“96 % du XRP à risque quantique peut encore être sauvegardé”

4 Min Read
4 Min Read

Un validateur XRP Ledger connu sous le nom de Vet a publié ce mois-ci une analyse médico-légale de l’exposition quantique du protocole, après avoir analysé l’intégralité de l’historique de ses 7 810 364 comptes.

Les résultats, reproductibles via le référentiel public, indiquent que 76,82 milliards de XRP se trouvent dans des comptes exposés au quantum, mais que le 96 % de ce volume appartient à des comptes actifs avec la possibilité de migrer.

Vet opère sous un pseudonyme, mais son identité en tant que participant à l’écosystème est vérifiable : elle maintient un validateur actif enregistré sur XRPScan sous le domaine xrp.vet, et ses analyses techniques sont régulièrement citées par les médias spécialisés.

Selon le chercheur, un compte est quantiquement vulnérable si et seulement s’il a déjà signé une transactionqui expose votre clé publique dans l’historique des transactions. Les comptes n’ayant jamais émis de transaction signée n’ont pas de clé publique visible et ne représentent donc pas un vecteur d’attaque exploitable.

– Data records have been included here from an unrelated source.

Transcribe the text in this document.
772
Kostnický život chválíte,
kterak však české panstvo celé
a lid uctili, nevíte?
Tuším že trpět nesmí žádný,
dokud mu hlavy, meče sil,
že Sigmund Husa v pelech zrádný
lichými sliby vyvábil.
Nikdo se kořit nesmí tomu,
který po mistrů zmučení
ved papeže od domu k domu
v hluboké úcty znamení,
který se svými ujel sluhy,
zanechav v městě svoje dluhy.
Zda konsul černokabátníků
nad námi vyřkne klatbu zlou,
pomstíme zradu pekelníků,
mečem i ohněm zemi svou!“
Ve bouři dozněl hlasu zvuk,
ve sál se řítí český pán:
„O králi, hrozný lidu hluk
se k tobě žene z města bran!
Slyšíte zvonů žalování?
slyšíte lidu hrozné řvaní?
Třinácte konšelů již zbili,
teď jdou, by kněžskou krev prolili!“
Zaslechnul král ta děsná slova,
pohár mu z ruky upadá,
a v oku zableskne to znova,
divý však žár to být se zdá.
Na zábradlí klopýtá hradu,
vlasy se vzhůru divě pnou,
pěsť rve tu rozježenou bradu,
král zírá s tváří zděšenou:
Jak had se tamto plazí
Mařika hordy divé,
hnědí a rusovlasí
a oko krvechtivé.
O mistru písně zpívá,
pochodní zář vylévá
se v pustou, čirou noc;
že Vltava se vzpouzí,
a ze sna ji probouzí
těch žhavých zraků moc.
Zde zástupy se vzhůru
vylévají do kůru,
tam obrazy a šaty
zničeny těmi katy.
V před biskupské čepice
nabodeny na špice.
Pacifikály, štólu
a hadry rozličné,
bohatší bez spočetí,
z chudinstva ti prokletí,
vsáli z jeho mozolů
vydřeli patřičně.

L’analyse établit une distinction opérationnelle entre risque actuel et risque structurel. Le vétérinaire souligne que seul le 0,03 % de la monnaie totale se trouve dans des comptes dormants avec des clés exposées et irrécupérables — ceux dont les propriétaires sont décédés, ont perdu leurs clés ou ont été définitivement interdits d’accès. Contrairement à Bitcoin, où Google Quantum AI estime qu’un ordinateur quantique pourrait dériver une clé privée en moins de neuf minutes et où environ 6,9 millions de BTC ont des clés publiques visibles sur la chaîne, XRPL dispose d’un mécanisme de rotation de clé centralisé qui permet de mettre à jour l’autorité de signature sans déplacer de fonds ni changer d’adresse.

LIRE  Google et Ethereum créent des agents IA qui se font confiance

Le dilemme des fonds dormants

Le résultat le plus délicat de l’analyse n’est pas technique, mais plutôt celui de la gouvernance. vétérinaire suggère que la communauté doit définir quoi faire avec les fonds sur les comptes dont les titulaires ne peuvent pas finaliser la migration : permettre à un attaquant quantique de s’en emparer, ou intervenir collectivement. Le chercheur le décrit comme le « test décisif » (ou test décisif) de la couche sociale de tout réseau face à la menace quantique, et prévient qu’il n’existe pas de réponse technique qui résout automatiquement ce dilemme.

Parallèlement au débat généré par l’analyse, Ripple a présenté le 20 avril une feuille de route en quatre phases pour adapter le XRP Ledger à un scénario post-quantique, avec pour objectif d’achever la transition avant 2028. La phase d’urgence comprend la migration forcée des comptes vers des systèmes résistants aux quantiques grâce à des preuves sans connaissance, au cas où le « Jour Q » arriverait plus tôt que prévu. L’ingénieur Denis Angell a déjà déployé les signatures ML-DSA (CRYSTALS-Dilithium), la norme approuvée par le NIST, sur le testnet AlphaNet en décembre 2025, bien que le réseau principal n’ait pas migré.

Vet conclut que pour qu’un compte soit véritablement sécurisé et opérationnel dans un environnement post-quantique, une configuration multi-signature avec rotation active des clés est nécessaire. La rotation d’une seule clé, souligne-t-il, ne protège que jusqu’au moment où les fonds doivent être dépensés – moment auquel la clé est à nouveau exposée.